Immunocytochemistry of Primary and Immortalized Single Cells

N2a and CB cells were washed with 1xPBS/0.2% Triton X-100 for 10 min prior to blocking with 5% normal goat serum in 1xPBS for 1 h. Primary antibodies were applied overnight at 4 °C, secondary antibody for 1 h at room temperature prior to DAPI staining (Molecular Probes) for 5 min.

The following primary antibodies were used: mouse anti-PV (Swant, Switzerland, 1:1000), rabbit anti-DNMT1 (Santa Cruz Biotechnology, 1:100), and mouse anti-RFP (Thermo Fisher Scientific, 1:500).
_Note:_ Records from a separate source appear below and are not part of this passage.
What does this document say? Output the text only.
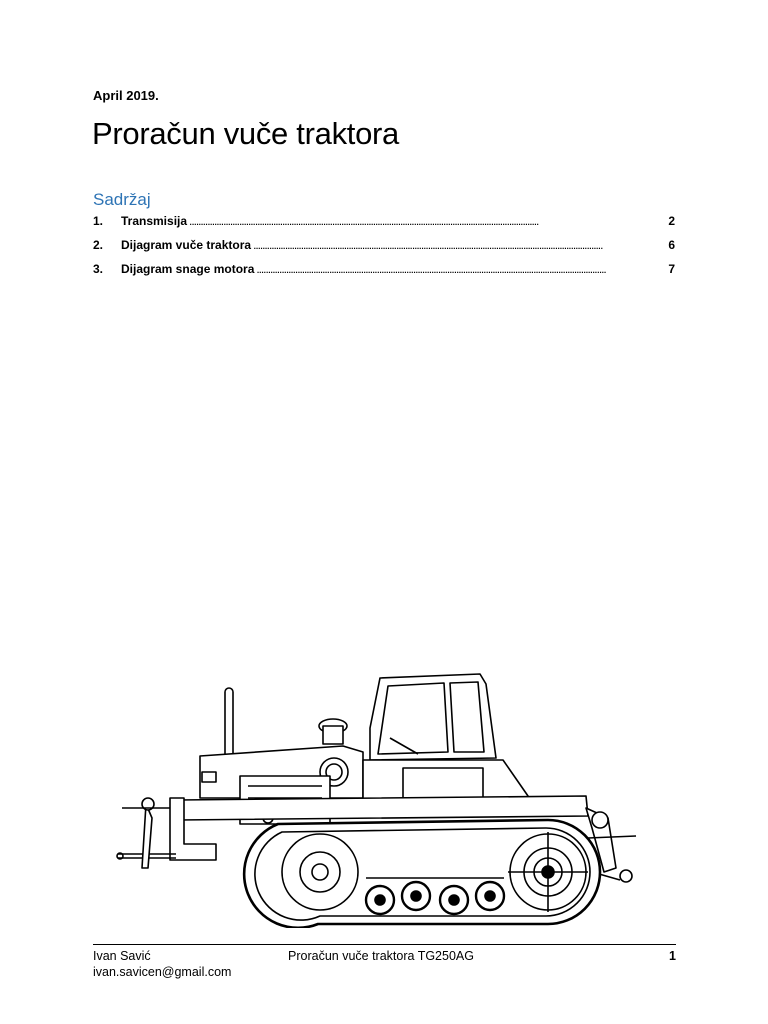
April 2019.
Proračun vuče traktora
Sadržaj
1.	Transmisija . . .	2
2.	Dijagram vuče traktora . . .	6
3.	Dijagram snage motora . . .	7
Ivan Savić
ivan.savicen@gmail.com
Proračun vuče traktora TG250AG	1
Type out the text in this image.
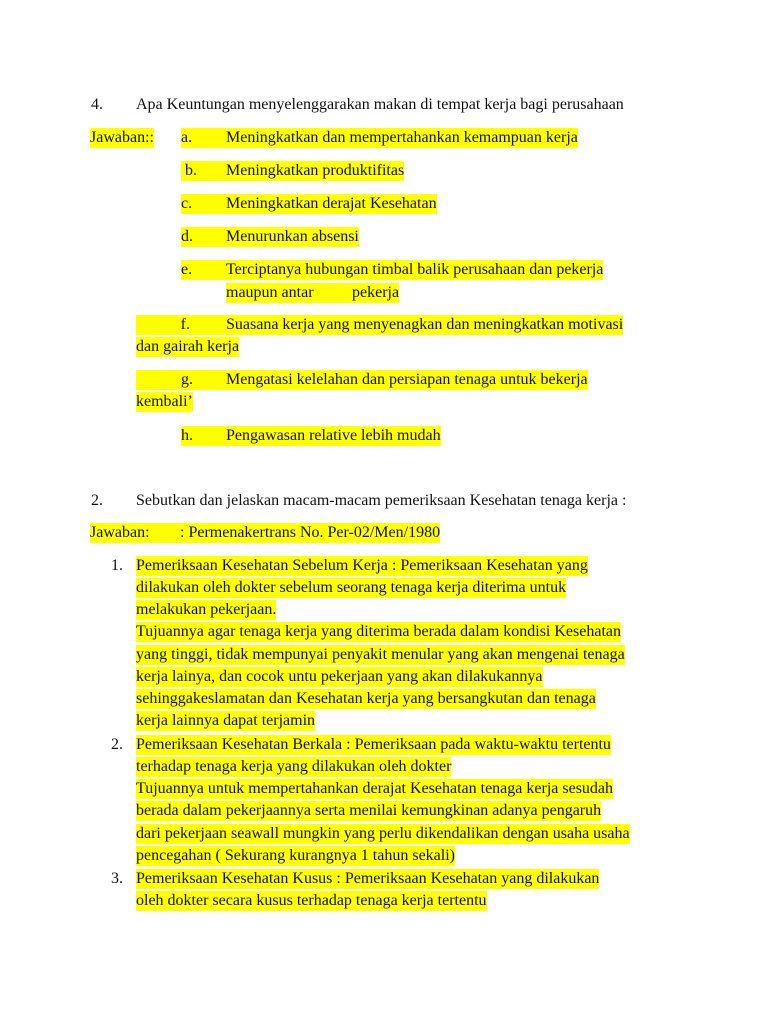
4. Apa Keuntungan menyelenggarakan makan di tempat kerja bagi perusahaan
Jawaban:: a.	Meningkatkan dan mempertahankan kemampuan kerja
b.	Meningkatkan produktifitas
c.	Meningkatkan derajat Kesehatan
d.	Menurunkan absensi
e.	Terciptanya hubungan timbal balik perusahaan dan pekerja
maupun antar	pekerja
f.	Suasana kerja yang menyenagkan dan meningkatkan motivasi
dan gairah kerja
g.	Mengatasi kelelahan dan persiapan tenaga untuk bekerja
kembali’
h.	Pengawasan relative lebih mudah
2. Sebutkan dan jelaskan macam-macam pemeriksaan Kesehatan tenaga kerja :
Jawaban:	: Permenakertrans No. Per-02/Men/1980
1. Pemeriksaan Kesehatan Sebelum Kerja : Pemeriksaan Kesehatan yang
dilakukan oleh dokter sebelum seorang tenaga kerja diterima untuk
melakukan pekerjaan.
Tujuannya agar tenaga kerja yang diterima berada dalam kondisi Kesehatan
yang tinggi, tidak mempunyai penyakit menular yang akan mengenai tenaga
kerja lainya, dan cocok untu pekerjaan yang akan dilakukannya
sehinggakeslamatan dan Kesehatan kerja yang bersangkutan dan tenaga
kerja lainnya dapat terjamin
2. Pemeriksaan Kesehatan Berkala : Pemeriksaan pada waktu-waktu tertentu
terhadap tenaga kerja yang dilakukan oleh dokter
Tujuannya untuk mempertahankan derajat Kesehatan tenaga kerja sesudah
berada dalam pekerjaannya serta menilai kemungkinan adanya pengaruh
dari pekerjaan seawall mungkin yang perlu dikendalikan dengan usaha usaha
pencegahan ( Sekurang kurangnya 1 tahun sekali)
3. Pemeriksaan Kesehatan Kusus : Pemeriksaan Kesehatan yang dilakukan
oleh dokter secara kusus terhadap tenaga kerja tertentu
Following secondary antibodies were applied: goat Alexa 488 anti-mouse (Vector, UK, 1:1000), donkey Dylight 488 anti-rabbit (Jackson Immunoresearch, USA, 1:1000), and goat Cy3 anti-mouse (Jackson Immunoresearch, USA, 1:1000).

Electrophysiology

Slice preparation and electrophysiological recordings of the field potential were performed as described previously (Liebmann et al. 2009). Briefly, after decapitation of mice (8–10 weeks or 23 weeks of age), the brain was quickly removed, placed in ice-cold artificial cerebrospinal fluid (aCSF: 120 mM NaCl, 3.5 mM KCl, 1.3 mM MgSO4 × 7 H2O, 12.5 mM NaH2PO4 × H2O, 2.5 mM CaCl2 × 2 H2O, 10 mM D(+)-Glucose, 25 mM NaHCO3; and gassed with 5% CO2, 95% O2) and cut into coronal slices at a vibroslicer (VT 1000S, Leica Instruments). Slices (350 μm) were kept at room temperature in aCSF for at least 1 h until use.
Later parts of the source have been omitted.